Porposed Grading Policy:
Participation (25%)
This is a discussion-based course that depends on active and engaged participation from each student. I expect everyone to come to class having read and contemplated the day's readings (this means not only having read the texts, but also taken notes on them), ready to raise questions and speculate about their importance. Questions to ask yourself in preparation: what did I found particularly surprising? Troubling? Confusing? Inspiring? Bring those reactions to our class discussions!

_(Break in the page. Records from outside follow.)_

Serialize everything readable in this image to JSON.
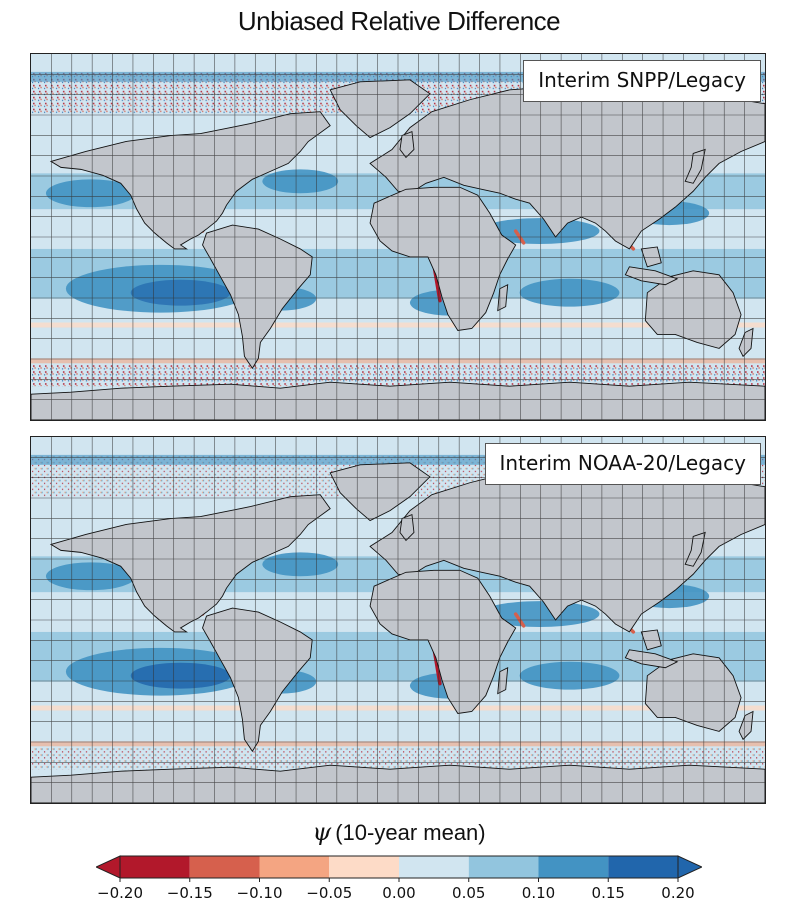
{
  "figure": {
    "title": "Unbiased Relative Difference"
  },
  "panels": [
    {
      "label": "Interim SNPP/Legacy"
    },
    {
      "label": "Interim NOAA-20/Legacy"
    }
  ],
  "colorbar": {
    "symbol": "ψ",
    "title": "(10-year mean)",
    "ticks": [
      "−0.20",
      "−0.15",
      "−0.10",
      "−0.05",
      "0.00",
      "0.05",
      "0.10",
      "0.15",
      "0.20"
    ],
    "colors": [
      "#b2182b",
      "#d6604d",
      "#f4a582",
      "#fddbc7",
      "#d1e5f0",
      "#92c5de",
      "#4393c3",
      "#2166ac"
    ],
    "under_color": "#b2182b",
    "over_color": "#2166ac"
  },
  "map_colors": {
    "land": "#c2c6cc",
    "ocean_base": "#d1e5f0"
  }
}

Writing Workshop, Paper 1 (25%)
Each student will write a 3-5 page narrative based on a common primary document. We will then hold a writing workshop in class during which students will exchange, read, and comment on each other's work. Since each student will have written on the same document
Paper 2 (25%)
The second paper (5 pages) will be based on original research. Each student is responsible for locating a primary source (a document or physical object written or created during the time under study. These sources were present during an experience or time period and offer an inside view of a particular event that exemplifies how culture influences daily life. Examples include: diaries, speeches, manuscripts, letters, interviews, news film footage, autobiographies, official records, poetry, drama, novels,
music, art, or even pottery, furniture, clothing, buildings, etc.) and then offering a brief (5
minute) presentation to the class that explains its historical context and cultural significance. This paper is designed to apply the skills and best practices generated from the first paper/workshop.
Paper 3 (25%)
The final paper (10 pages) will expand upon the first, incorporating new primary and secondary sources to build both a historical narrative and make a historical argument.
Students will also be required to distill their sources and argument into a presentation at the end of the course.